Bern, 24.11.2010 - Der Bundesrat hat die Verordnungen zur Umsetzung der Strukturreform in der beruflichen Vorsorge in die Vernehmlassung geschickt. Diese dauert bis zum 28. Februar 2011. Die Reform stärkt die Aufsicht, stellt strengere Anforderungen an die Akteure in der 2. Säule und erhöht die Transparenz bei der Verwaltung von Pensionskassen, womit sie zur Verhinderung von Missbräuchen beiträgt. Die Strukturreform antwortet damit auch auf Anliegen, die im Vorfeld der Eidgenössischen Volksabstimmung zum Umwandlungssatz vom 7. März 2010 geäussert wurden.

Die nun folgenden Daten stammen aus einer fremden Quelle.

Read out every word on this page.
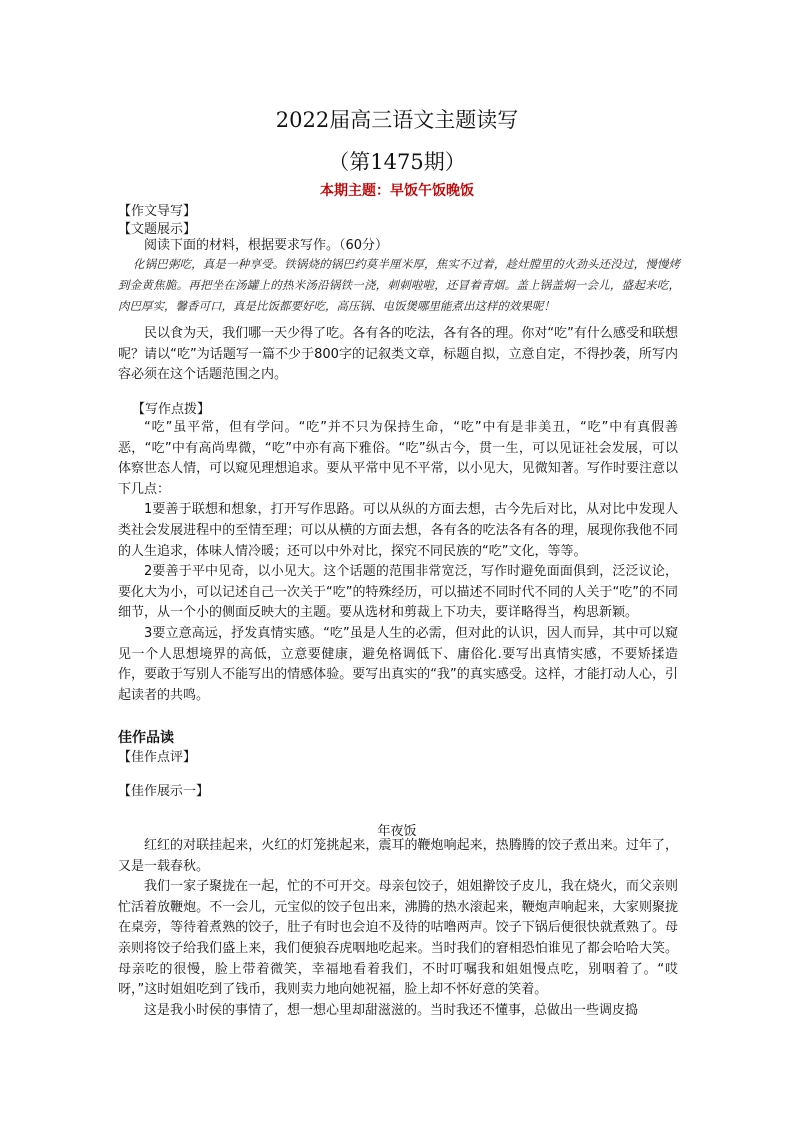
2022届高三语文主题读写
（第1475期）
本期主题：早饭午饭晚饭
【作文导写】
【文题展示】

阅读下面的材料，根据要求写作。（60分）

化锅巴粥吃，真是一种享受。铁锅烧的锅巴约莫半厘米厚，焦实不过着，趁灶膛里的火劲头还没过，慢慢烤到金黄焦脆。再把坐在汤罐上的热米汤沿锅铁一浇，刺刺啦啦，还冒着青烟。盖上锅盖焖一会儿，盛起来吃，肉巴厚实，馨香可口，真是比饭都要好吃，高压锅、电饭煲哪里能煮出这样的效果呢！

民以食为天，我们哪一天少得了吃。各有各的吃法，各有各的理。你对“吃”有什么感受和联想呢？请以“吃”为话题写一篇不少于800字的记叙类文章，标题自拟，立意自定，不得抄袭，所写内容必须在这个话题范围之内。

【写作点拨】

“吃”虽平常，但有学问。“吃”并不只为保持生命，“吃”中有是非美丑，“吃”中有真假善恶，“吃”中有高尚卑微，“吃”中亦有高下雅俗。“吃”纵古今，贯一生，可以见证社会发展，可以体察世态人情，可以窥见理想追求。要从平常中见不平常，以小见大，见微知著。写作时要注意以下几点：

1要善于联想和想象，打开写作思路。可以从纵的方面去想，古今先后对比，从对比中发现人类社会发展进程中的至情至理；可以从横的方面去想，各有各的吃法各有各的理，展现你我他不同的人生追求，体味人情冷暖；还可以中外对比，探究不同民族的“吃”文化，等等。

2要善于平中见奇，以小见大。这个话题的范围非常宽泛，写作时避免面面俱到，泛泛议论，要化大为小，可以记述自己一次关于“吃”的特殊经历，可以描述不同时代不同的人关于“吃”的不同细节，从一个小的侧面反映大的主题。要从选材和剪裁上下功夫，要详略得当，构思新颖。

3要立意高远，抒发真情实感。“吃”虽是人生的必需，但对此的认识，因人而异，其中可以窥见一个人思想境界的高低，立意要健康，避免格调低下、庸俗化.要写出真情实感，不要矫揉造作，要敢于写别人不能写出的情感体验。要写出真实的“我”的真实感受。这样，才能打动人心，引起读者的共鸣。

佳作品读
【佳作点评】
【佳作展示一】
年夜饭

红红的对联挂起来，火红的灯笼挑起来，震耳的鞭炮响起来，热腾腾的饺子煮出来。过年了，又是一载春秋。

我们一家子聚拢在一起，忙的不可开交。母亲包饺子，姐姐擀饺子皮儿，我在烧火，而父亲则忙活着放鞭炮。不一会儿，元宝似的饺子包出来，沸腾的热水滚起来，鞭炮声响起来，大家则聚拢在桌旁，等待着煮熟的饺子，肚子有时也会迫不及待的咕噜两声。饺子下锅后便很快就煮熟了。母亲则将饺子给我们盛上来，我们便狼吞虎咽地吃起来。当时我们的窘相恐怕谁见了都会哈哈大笑。母亲吃的很慢，脸上带着微笑，幸福地看着我们，不时叮嘱我和姐姐慢点吃，别咽着了。“哎呀，”这时姐姐吃到了钱币，我则卖力地向她祝福，脸上却不怀好意的笑着。

这是我小时侯的事情了，想一想心里却甜滋滋的。当时我还不懂事，总做出一些调皮捣
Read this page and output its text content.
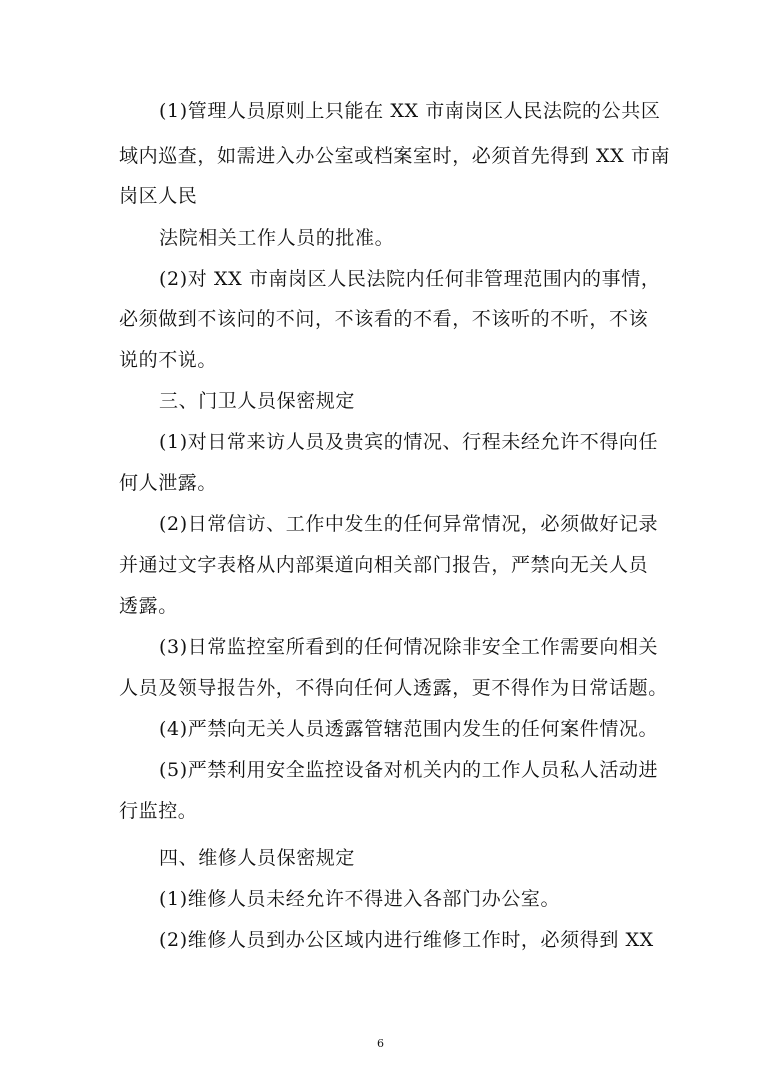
(1)管理人员原则上只能在 XX 市南岗区人民法院的公共区
域内巡查，如需进入办公室或档案室时，必须首先得到 XX 市南
岗区人民
法院相关工作人员的批准。
(2)对 XX 市南岗区人民法院内任何非管理范围内的事情，
必须做到不该问的不问，不该看的不看，不该听的不听，不该
说的不说。
三、门卫人员保密规定
(1)对日常来访人员及贵宾的情况、行程未经允许不得向任
何人泄露。
(2)日常信访、工作中发生的任何异常情况，必须做好记录
并通过文字表格从内部渠道向相关部门报告，严禁向无关人员
透露。
(3)日常监控室所看到的任何情况除非安全工作需要向相关
人员及领导报告外，不得向任何人透露，更不得作为日常话题。
(4)严禁向无关人员透露管辖范围内发生的任何案件情况。
(5)严禁利用安全监控设备对机关内的工作人员私人活动进
行监控。
四、维修人员保密规定
(1)维修人员未经允许不得进入各部门办公室。
(2)维修人员到办公区域内进行维修工作时，必须得到 XX
6
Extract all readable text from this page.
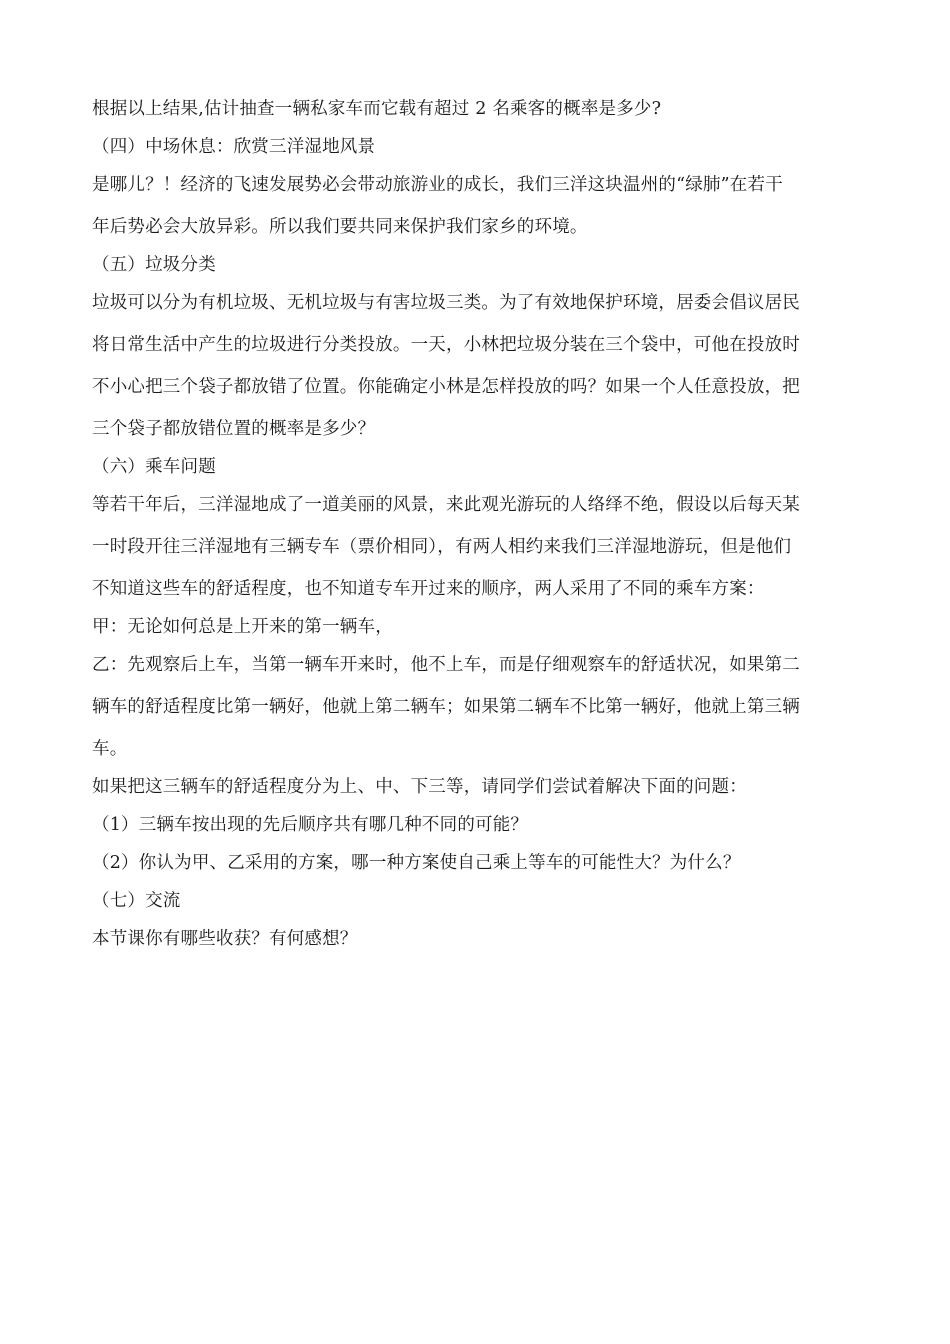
根据以上结果,估计抽查一辆私家车而它载有超过 2 名乘客的概率是多少?
（四）中场休息：欣赏三洋湿地风景
是哪儿？！经济的飞速发展势必会带动旅游业的成长，我们三洋这块温州的“绿肺”在若干
年后势必会大放异彩。所以我们要共同来保护我们家乡的环境。
（五）垃圾分类
垃圾可以分为有机垃圾、无机垃圾与有害垃圾三类。为了有效地保护环境，居委会倡议居民
将日常生活中产生的垃圾进行分类投放。一天，小林把垃圾分装在三个袋中，可他在投放时
不小心把三个袋子都放错了位置。你能确定小林是怎样投放的吗？如果一个人任意投放，把
三个袋子都放错位置的概率是多少？
（六）乘车问题
等若干年后，三洋湿地成了一道美丽的风景，来此观光游玩的人络绎不绝，假设以后每天某
一时段开往三洋湿地有三辆专车（票价相同），有两人相约来我们三洋湿地游玩，但是他们
不知道这些车的舒适程度，也不知道专车开过来的顺序，两人采用了不同的乘车方案：
甲：无论如何总是上开来的第一辆车，
乙：先观察后上车，当第一辆车开来时，他不上车，而是仔细观察车的舒适状况，如果第二
辆车的舒适程度比第一辆好，他就上第二辆车；如果第二辆车不比第一辆好，他就上第三辆
车。
如果把这三辆车的舒适程度分为上、中、下三等，请同学们尝试着解决下面的问题：
（1）三辆车按出现的先后顺序共有哪几种不同的可能？
（2）你认为甲、乙采用的方案，哪一种方案使自己乘上等车的可能性大？为什么？
（七）交流
本节课你有哪些收获？有何感想？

Am 19. März 2010 hat das Parlament die Strukturreform in der beruflichen Vorsorge (Bundesgesetz über die berufliche Alters-, Hinterlassenen- und Invalidenvorsorge BVG) verabschiedet. Zu ihrer Umsetzung werden zwei Verordnungen angepasst: die Verordnung über die Aufsicht in der beruflichen Vorsorge (BVV1) und die Verordnung über die berufliche Alters-, Hinterlassenen- und Invalidenvorsorge (BVV2). Zudem wurde die neue Verordnung über die Anlagestriftungen (ASV) geschaffen. Die Strukturreform umfasst im Wesentlichen drei Themenkreise.

Schärfere Vorschriften für Akteure und Verwaltung von Vorsorgeeinrichtungen

Mit der Strukturreform wurden die Bestimmungen betreffend Governance und Transparenz im BVG verschärft. Die entsprechenden Bestimmungen werden durch die Anpassung der BVV2 präzisiert. Neu werden an die Integrität und Loyalität aller mit der Verwaltung einer Vorsorgeeinrichtung oder deren Vermögen betrauten Personen konkrete Anforderungen gestellt (guter Ruf, einwandfreie Geschäftstätigkeit, Vermeidung von Interessenskonflikten). Zudem müssen Rechtsgeschäfte, welche die Vorsorgeeinrichtungen mit Nahestehenden abschliessen, offengelegt und von der Revisionsstelle geprüft werden. Weiter wird vorgeschrieben, dass Vermögensvorteile, die Personen und Institutionen bei der Ausübung ihrer Tätigkeit für die Vorsorgeeinrichtung von Dritten erhalten, zwingend an die Vorsorgeeinrichtung abgeliefert werden müssen. Verboten werden neben dem sogenannten Front Running auch das Parallel und After Running (Nutzung von Insiderwissen aus der Tätigkeit für Vorsorgeeinrichtungen bei Börsengeschäften). Die Verwaltungskosten müssen in der Jahresrechnung detaillierter als bisher ausgewiesen werden. Um den Governance-Bestimmungen Nachdruck zu verleihen, sind auch die Strafbestimmungen im BVG entsprechend ergänzt worden.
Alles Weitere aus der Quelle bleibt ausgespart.